War of Honor is coming, slow and sure. Camp NaNoWriMo added another 25k words.
Here are some of them.
The girl got up, still holding the object in her hand. It dangled down, a string of beads that flashed in the light of the moon, with a heavy cross underneath it. She paused at the foot of the steps, and he could hear clearly enough to make out her words now. “Je vous salue, Marie, pleine de grâces.”
Hail Mary, full of grace.
She grasped the cross firmly and pulled something else from around her neck. Ben pressed further back, ignoring the ache in his heels.
It was time to reach for the gun now.
“What is the end of it all?”
Jaeryn. Charlotte. Matthew. Terry. An earnest, dark-haired girl in France.
There was no happiness in this for all of them.
When he came the next night, Terry sat on the edge of his mattress smoking and looking in a dreaming sort of way across the room. Jaeryn followed his gaze to a polished wooden baby cradle standing alone in a shaft of sunlight. He choked. “What is that?”

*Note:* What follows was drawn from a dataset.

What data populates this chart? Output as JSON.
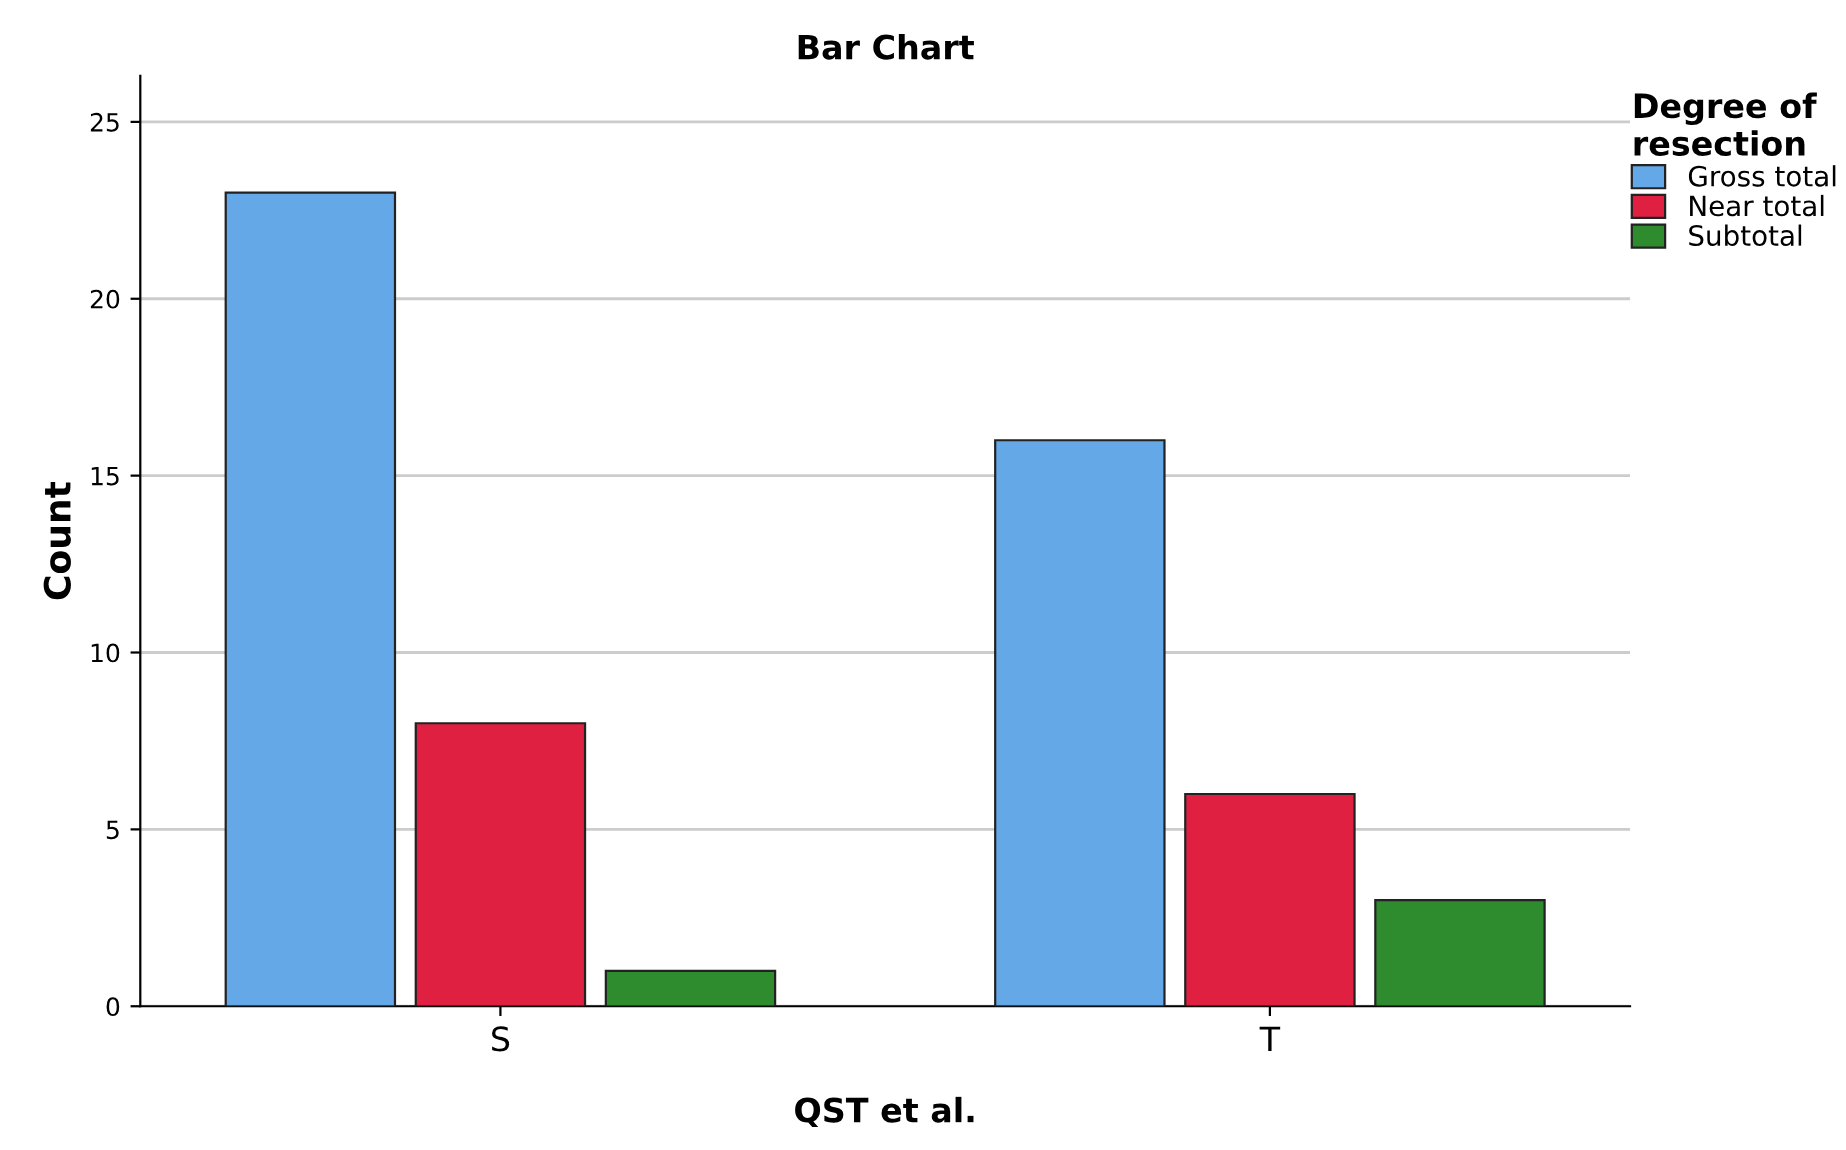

“It’s for babies to sleep in, doc. You’ve seen ‘em before.” Terry grinned and blew smoke.
“But why do you—please don’t tell me you promised to look after a baby for someone.”

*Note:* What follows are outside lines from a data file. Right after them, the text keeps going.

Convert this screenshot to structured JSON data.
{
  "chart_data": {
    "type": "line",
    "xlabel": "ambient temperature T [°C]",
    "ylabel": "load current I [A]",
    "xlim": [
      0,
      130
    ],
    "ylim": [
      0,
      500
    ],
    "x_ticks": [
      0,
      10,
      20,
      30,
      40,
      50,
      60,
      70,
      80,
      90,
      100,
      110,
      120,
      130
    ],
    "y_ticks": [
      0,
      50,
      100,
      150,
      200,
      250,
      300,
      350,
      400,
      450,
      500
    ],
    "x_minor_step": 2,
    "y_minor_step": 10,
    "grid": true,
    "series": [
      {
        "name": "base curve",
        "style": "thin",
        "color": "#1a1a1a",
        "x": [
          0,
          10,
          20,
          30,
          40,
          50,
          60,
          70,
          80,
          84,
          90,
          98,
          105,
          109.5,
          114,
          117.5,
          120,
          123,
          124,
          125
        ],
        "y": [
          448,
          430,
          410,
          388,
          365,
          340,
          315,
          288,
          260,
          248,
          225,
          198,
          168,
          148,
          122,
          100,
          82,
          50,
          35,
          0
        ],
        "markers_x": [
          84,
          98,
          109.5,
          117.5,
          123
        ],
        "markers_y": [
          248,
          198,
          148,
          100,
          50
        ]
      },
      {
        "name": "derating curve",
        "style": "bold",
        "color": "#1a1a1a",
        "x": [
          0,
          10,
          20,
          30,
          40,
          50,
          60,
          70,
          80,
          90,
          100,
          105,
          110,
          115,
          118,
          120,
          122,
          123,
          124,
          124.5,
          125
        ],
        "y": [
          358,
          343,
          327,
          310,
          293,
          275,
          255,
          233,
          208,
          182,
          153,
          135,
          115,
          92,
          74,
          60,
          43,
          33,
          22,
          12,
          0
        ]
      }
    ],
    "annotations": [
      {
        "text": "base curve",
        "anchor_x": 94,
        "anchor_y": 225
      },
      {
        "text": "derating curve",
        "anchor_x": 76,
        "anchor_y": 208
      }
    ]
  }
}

He picked up the chair and smashed it through the beautiful stained glass in a rain of tinkling ruin. The blue and yellow shards fell like a shower and Gina ducked, throwing her arm over her face. Jaeryn smashed it again and dropped the chair, then picked her up by the waist and raised her to the sill. “Get out and run. Don’t let them see you.”
Far away in the grass, a boy tumbled with his golden puppy, shrieking with laughter. Ben’s face softened as he watched him. If he had a son with curly hair like that, and he could come home after work to family and a puppy and unadulterated joy—
It would be wonderful.
He dropped the crusts into the crumpled brown paper parcel and pulled something else from his pocket—something worn and smooth and wooden, beads that had been between his fingers since he stood in church on tiny legs, looking up at the gray-haired, imposing hero beside him.
“Sé do bheatha, a Mhuire, atá lán de ghrásta,” he breathed, “tá an Tiarna leat.”
Closer to the house, a gray cat sat on the porch as the cab pulled to a stop, crouched into fighting stance with Percy. Percy crouched low, his fur melting over his paws and shoulders like blue-black ebony. Jaeryn ran up past them both, causing them to break their glare and hiss at him.
He took her out to the cabby. “I may need you to kidnap someone. Or break in somewhere.”
Gina shot him a sideways glance. “When have you ever known me to have a compunction about kidnapping?”
Jaeryn smiled in spite of himself. “Never.”
Ernest picked up the basket and threw back the lid. Inside was a wooden box, two thin books, a dirt-stained hand trowel, and a Browning handgun. He picked up the Browning. The chamber was empty. His eyes met Nathan’s, and Nathan glanced again at the precious bundle of exhaustion lying on the bed. Wordlessly, Ernest picked up her hand and kissed it. “Well done, thou good and faithful servant,” he whispered. “You are worthy to be saluted.”